More Jung-induced violence

I just got back from seeing Us. Great acting, but I think it will be a confusing film for those that aren’t up on what’s influencing many writers in the indy film scene: Jung’s Red book.

Remember Mandy? I did some research after seeing that film to try to figure out what the very, very end was all about: the final shot with the twin suns over an alien landscape as Red drove off into wherever he was supposed to be going. That through me for a loop, big time (which was the point of it). This led me to read some descriptions of the film and it’s ending and specifically it’s purpose in relation to Jung’s recently released and translated Red book, which is a book about his imaginings later in life that was finally made available to the public in 2009. Specifically this part:

We hauled things up, we built. We placed stone upon stone. Now, you stand upon solid ground…We forged a flashing sword for you, with which you can cut the knot that entangles you…We also place before you the devilish, skillfully twined knot that locks and seals you. Strike, only sharpness will cut through it…Do not hesitate. We need destruction since we ourselves are the entanglement. He who wishes to conquer new land brings down the bridges behind him. Let us not exist anymore. We are the thousand canals in which everything flows back into it’s origin.

The final chapter in the Mandy film is entitled MANDY and yet she is in this portion, nearly the entire last half of the film, barely at all. The Jungian concepts that are brought together in Mandy are the concept of the conscious self and shadow self, and that dealing with trauma, truly dealing with it, is destruction of the current self to be renewed as a new, stronger self that better merges the shadow and normal selves. It’s postulated that the revenge part of Mandy is not a dream, but a trauma-management imagination where Red is the destroyer of the demons that destroyed her old self, or caused it to need to be destroyed, so that she can be reborn (watch the cartoon parts again if this doesn’t make sense). Enigmas of the people that scarred her in her youth enter the house that she and Red live in, to me symbolizing that she brings that same baggage to her and Red’s relationship and it’s causing Red to want to change things (specifically move away from where they live). Later in the film, Red is Mandy, or rather, she imagines herself as him.

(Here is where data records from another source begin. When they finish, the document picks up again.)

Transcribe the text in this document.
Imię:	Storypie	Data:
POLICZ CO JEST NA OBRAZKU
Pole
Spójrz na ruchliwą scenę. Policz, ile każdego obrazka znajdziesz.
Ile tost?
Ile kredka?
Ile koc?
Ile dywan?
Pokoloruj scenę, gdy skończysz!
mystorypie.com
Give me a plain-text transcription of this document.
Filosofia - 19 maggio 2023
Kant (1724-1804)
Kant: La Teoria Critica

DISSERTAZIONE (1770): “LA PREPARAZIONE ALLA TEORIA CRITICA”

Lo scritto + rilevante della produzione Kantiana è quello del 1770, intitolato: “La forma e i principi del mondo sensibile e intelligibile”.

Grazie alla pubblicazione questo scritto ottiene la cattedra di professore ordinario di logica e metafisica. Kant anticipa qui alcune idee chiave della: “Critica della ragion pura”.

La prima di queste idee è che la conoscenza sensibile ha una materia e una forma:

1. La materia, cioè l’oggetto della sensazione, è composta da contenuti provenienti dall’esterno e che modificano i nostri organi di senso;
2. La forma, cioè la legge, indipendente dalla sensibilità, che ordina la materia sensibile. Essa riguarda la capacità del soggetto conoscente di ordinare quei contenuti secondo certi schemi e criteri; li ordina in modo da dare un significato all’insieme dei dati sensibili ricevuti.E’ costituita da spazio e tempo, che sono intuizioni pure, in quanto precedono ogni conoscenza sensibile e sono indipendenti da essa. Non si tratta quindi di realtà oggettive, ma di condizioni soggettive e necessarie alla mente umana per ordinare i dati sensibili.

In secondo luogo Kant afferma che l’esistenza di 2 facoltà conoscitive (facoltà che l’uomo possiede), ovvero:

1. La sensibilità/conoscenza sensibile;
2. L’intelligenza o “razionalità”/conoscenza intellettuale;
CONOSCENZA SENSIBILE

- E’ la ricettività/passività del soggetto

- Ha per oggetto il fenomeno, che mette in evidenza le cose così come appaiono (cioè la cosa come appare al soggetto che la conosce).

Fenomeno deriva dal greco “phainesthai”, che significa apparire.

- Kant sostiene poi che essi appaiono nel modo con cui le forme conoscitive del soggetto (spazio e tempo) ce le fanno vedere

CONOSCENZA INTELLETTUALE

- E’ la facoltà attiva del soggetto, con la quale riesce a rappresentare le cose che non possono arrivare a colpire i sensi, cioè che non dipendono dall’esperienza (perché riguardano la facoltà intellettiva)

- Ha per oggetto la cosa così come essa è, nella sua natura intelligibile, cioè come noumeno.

But back to Us. About half way in, I realized that Us is another Jung’s Red book-influenced film and I think both this and Mandy will be compared in that way. I don’t want to put spoilers but:

  • The main character is named RED.
  • Certain characters wear red jumpsuits
  • The main weapon is a scissors– cutting threads or… you guessed it: entanglements (which is you yourself).
  • There are shadow and non-shadow selves. Which are the good, which are the bad? When you see the film, what are the ‘bad’ ones doing at the end?

I also noticed that the film tricks the audience to think it’s about racial inequality with some of the statements in the middle of the film. However, the quite well-off family in the film is black, so if you go down the inequality between people with different skin pigmentation, it doesn’t get very far, so I don’t think Us is about that at all.

Us is a solid film, and the acting is superb, though a bit slow in the middle as it slowly peels back the onion. If you look at it as a sci fi-esque slasher-thriller, great– but if you look at it from the Jungian perspective I think there ends up being a lot more meat to it.